Nutritional Information

The combination of quinoa, brown rice and the seeds is so packed with nutrients it’s hard to name one that isn’t in this recipe. Because this patty is rich in protein, it is quite filling just as it is, but it can always be combined with animal protein if that appeals.
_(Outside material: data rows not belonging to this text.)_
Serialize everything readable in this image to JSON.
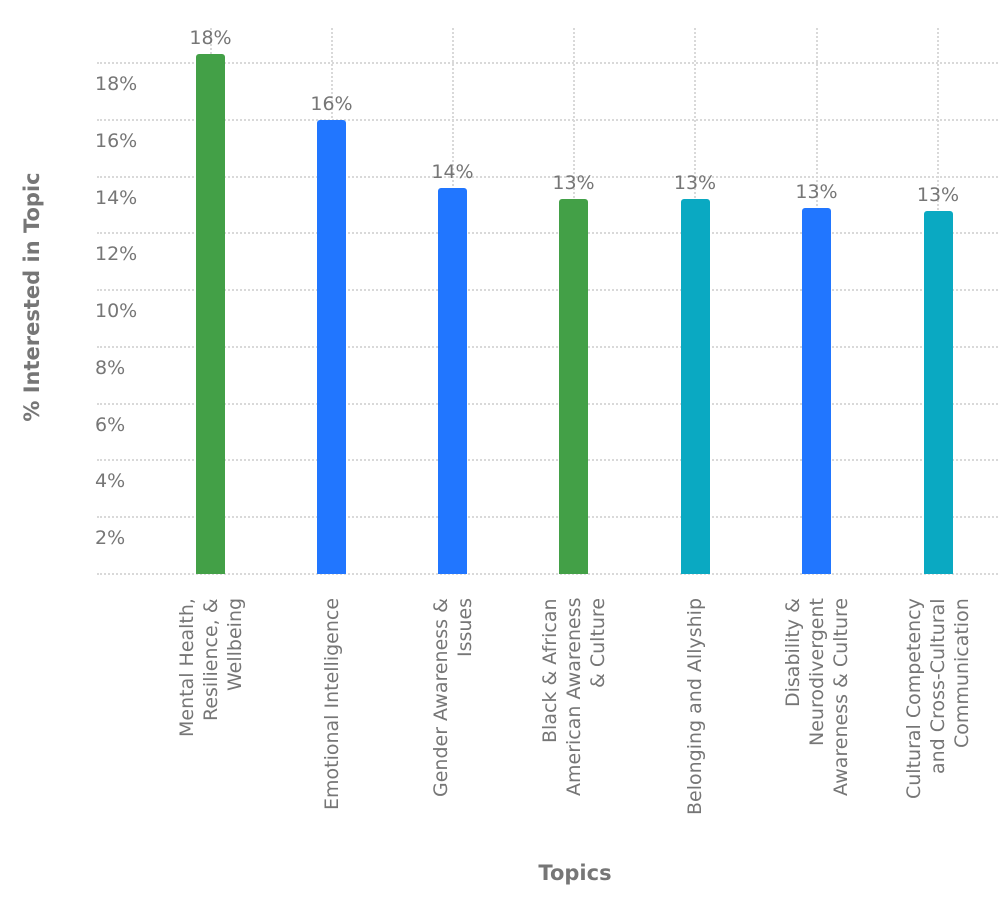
{
  "chart_data": {
    "type": "bar",
    "title": "",
    "xlabel": "Topics",
    "ylabel": "% Interested in Topic",
    "ylim": [
      0,
      18.6
    ],
    "yticks": [
      2,
      4,
      6,
      8,
      10,
      12,
      14,
      16,
      18
    ],
    "ytick_labels": [
      "2%",
      "4%",
      "6%",
      "8%",
      "10%",
      "12%",
      "14%",
      "16%",
      "18%"
    ],
    "grid": true,
    "legend": null,
    "categories": [
      "Mental Health, Resilience, & Wellbeing",
      "Emotional Intelligence",
      "Gender Awareness & Issues",
      "Black & African American Awareness & Culture",
      "Belonging and Allyship",
      "Disability & Neurodivergent Awareness & Culture",
      "Cultural Competency and Cross-Cultural Communication"
    ],
    "values": [
      18.3,
      16.0,
      13.6,
      13.2,
      13.2,
      12.9,
      12.8
    ],
    "data_labels": [
      "18%",
      "16%",
      "14%",
      "13%",
      "13%",
      "13%",
      "13%"
    ],
    "bar_colors": [
      "#43A047",
      "#2176FF",
      "#2176FF",
      "#43A047",
      "#0AA9C2",
      "#2176FF",
      "#0AA9C2"
    ]
  },
  "axes": {
    "x_title": "Topics",
    "y_title": "% Interested in Topic",
    "y_ticks": [
      "2%",
      "4%",
      "6%",
      "8%",
      "10%",
      "12%",
      "14%",
      "16%",
      "18%"
    ]
  },
  "bars": [
    {
      "label_lines": [
        "Mental Health,",
        "Resilience, &",
        "Wellbeing"
      ],
      "value_label": "18%",
      "color": "#43A047"
    },
    {
      "label_lines": [
        "Emotional Intelligence"
      ],
      "value_label": "16%",
      "color": "#2176FF"
    },
    {
      "label_lines": [
        "Gender Awareness &",
        "Issues"
      ],
      "value_label": "14%",
      "color": "#2176FF"
    },
    {
      "label_lines": [
        "Black & African",
        "American Awareness",
        "& Culture"
      ],
      "value_label": "13%",
      "color": "#43A047"
    },
    {
      "label_lines": [
        "Belonging and Allyship"
      ],
      "value_label": "13%",
      "color": "#0AA9C2"
    },
    {
      "label_lines": [
        "Disability &",
        "Neurodivergent",
        "Awareness & Culture"
      ],
      "value_label": "13%",
      "color": "#2176FF"
    },
    {
      "label_lines": [
        "Cultural Competency",
        "and Cross-Cultural",
        "Communication"
      ],
      "value_label": "13%",
      "color": "#0AA9C2"
    }
  ]
}
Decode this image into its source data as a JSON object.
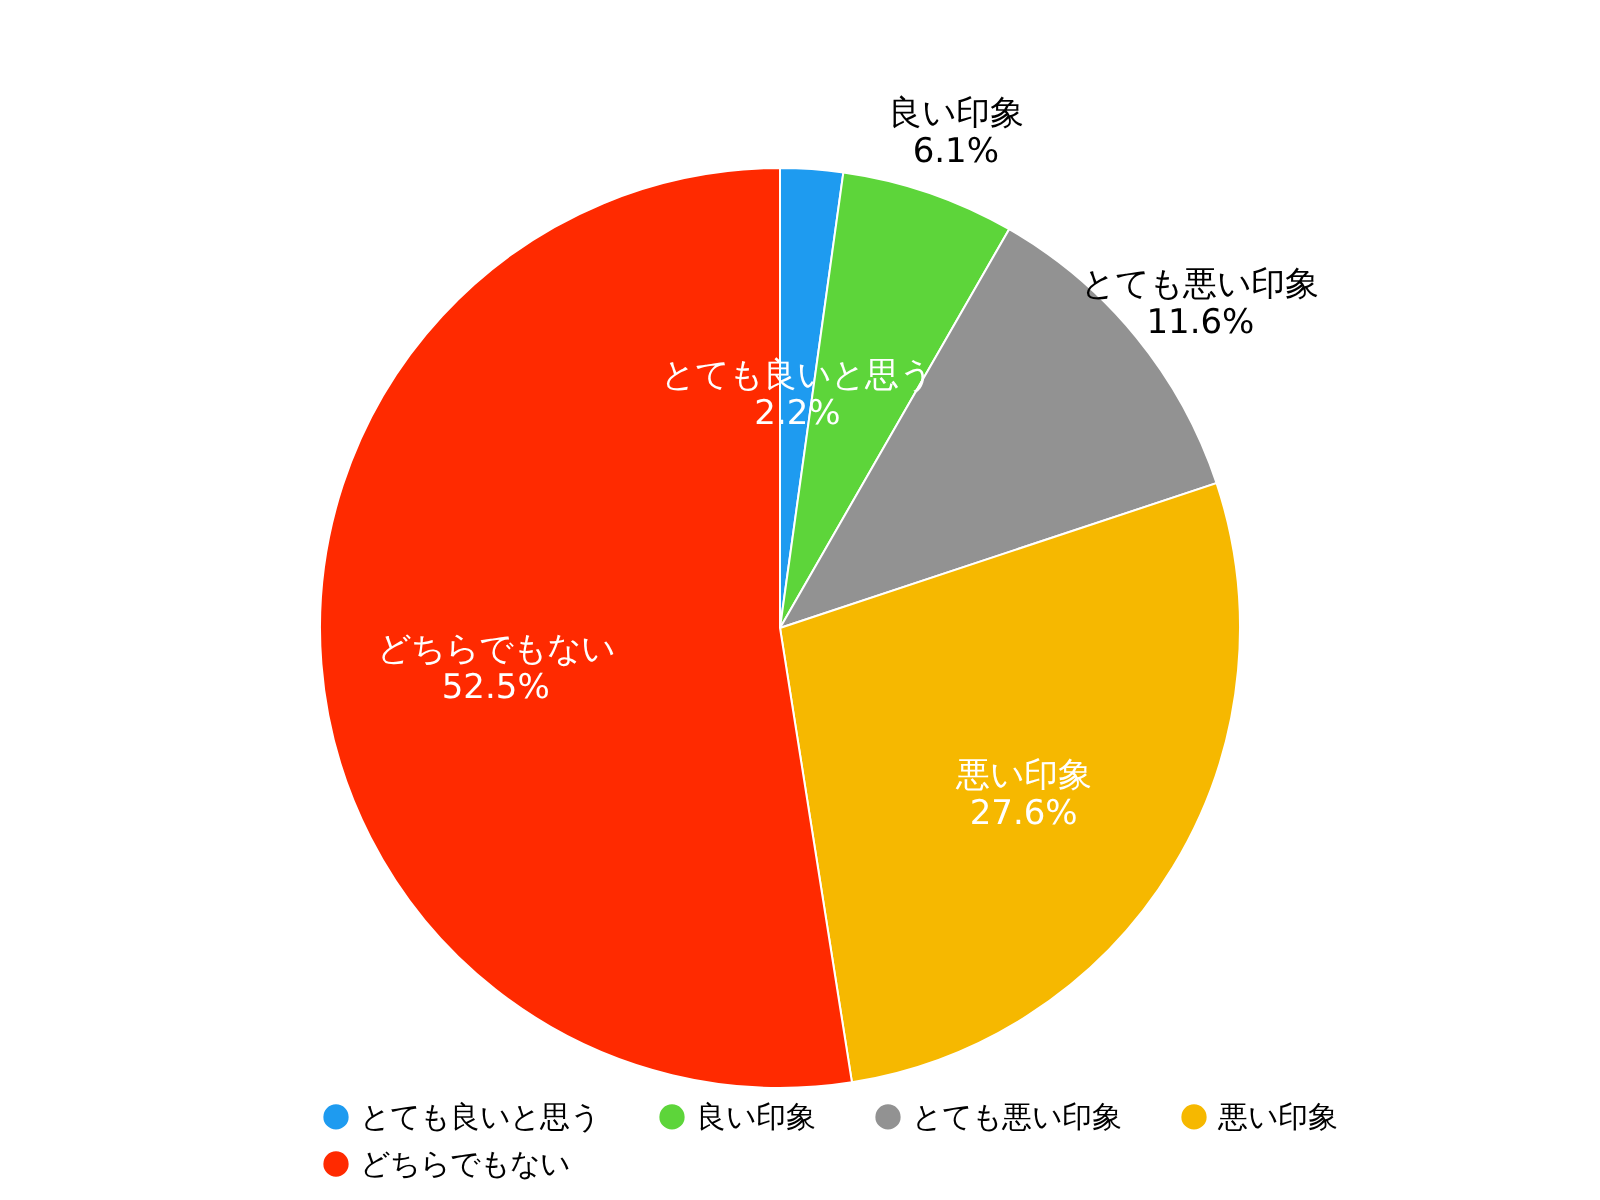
{
  "chart_data": {
    "type": "pie",
    "categories": [
      "とても良いと思う",
      "良い印象",
      "とても悪い印象",
      "悪い印象",
      "どちらでもない"
    ],
    "values": [
      2.2,
      6.1,
      11.6,
      27.6,
      52.5
    ],
    "value_labels": [
      "2.2%",
      "6.1%",
      "11.6%",
      "27.6%",
      "52.5%"
    ],
    "colors": [
      "#1e9bf0",
      "#5dd53a",
      "#929292",
      "#f6b800",
      "#ff2a00"
    ],
    "legend": "bottom"
  }
}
I love mine served with a pile of greens.

Serving suggestions:

For a light lunch, serve a vegetable patty with beetroot salad and macadamia pesto, or with simply steamed vegetables.  You can also break the patties up and serve them in a wrap or as an accompaniment to a meal with steamed fish or grilled chicken.


For the roasted vegetables:

  • 1 cup cubed pumpkin
  • 1 cup cubed sweet potato
  • 1 large onion, diced
  • 1 large red capsicum (bell pepper), seeded and diced
  • 1 medium zucchini, cubed
  • 1 cup button mushrooms, stemmed and quartered
  • 1 small eggplant, cubed
  • 2 tablespoons extra virgin olive oil
  • Salt and ground black pepper to taste

For the quinoa patty:

  • 1 cup cooked quinoa, both white and black
  • 1 cup cooked brown rice
  • ½ cup basil leaves, shredded
  • ½ cup fresh parsley leaves, chopped
  • ¼ cup chives, finely sliced
  • ¼ cup raw sunflower seeds, unsalted
  • ¼ cup pumpkin seeds, unsalted
  • ¼ cup sesame seeds, preferably white
  • 1 tablespoon black cumin seeds
  • Salt and ground black pepper to taste


For the roasted vegetables:

  1. Preheat the oven to 180C (350F).
  2. In a large bowl, toss the vegetables with the olive oil until they are well coated.  Season them with the salt and pepper.
  3. Arrange the vegetables in a single layer on a baking sheet or large roasting dish until they are cooked through and tender, about 25 minutes.

For the quinoa patty:

  1. Combine the cooked quinoa and brown rice in a large bowl.  Add the fresh basil, parsley and chives.
  2. Add the roasted vegetables to the quinoa mixture and blend the ingredients with your hands, slightly mashing them to make the binding for the grains.  Season with salt and pepper.
  3. Form the mixture into patties of a size you prefer.  Generally, a patty of 180g (6 ounces) is sufficient for a meal.
  4. Combine the sunflower, pumpkin, sesame and cumin seeds in a small plate.  Gently but firmly coat each side of each patty in the seed mixture.
  5. Serve the patties cold or at room temperature. You can also heat them in a 150C (300F) oven for 20 minutes if you prefer them warm.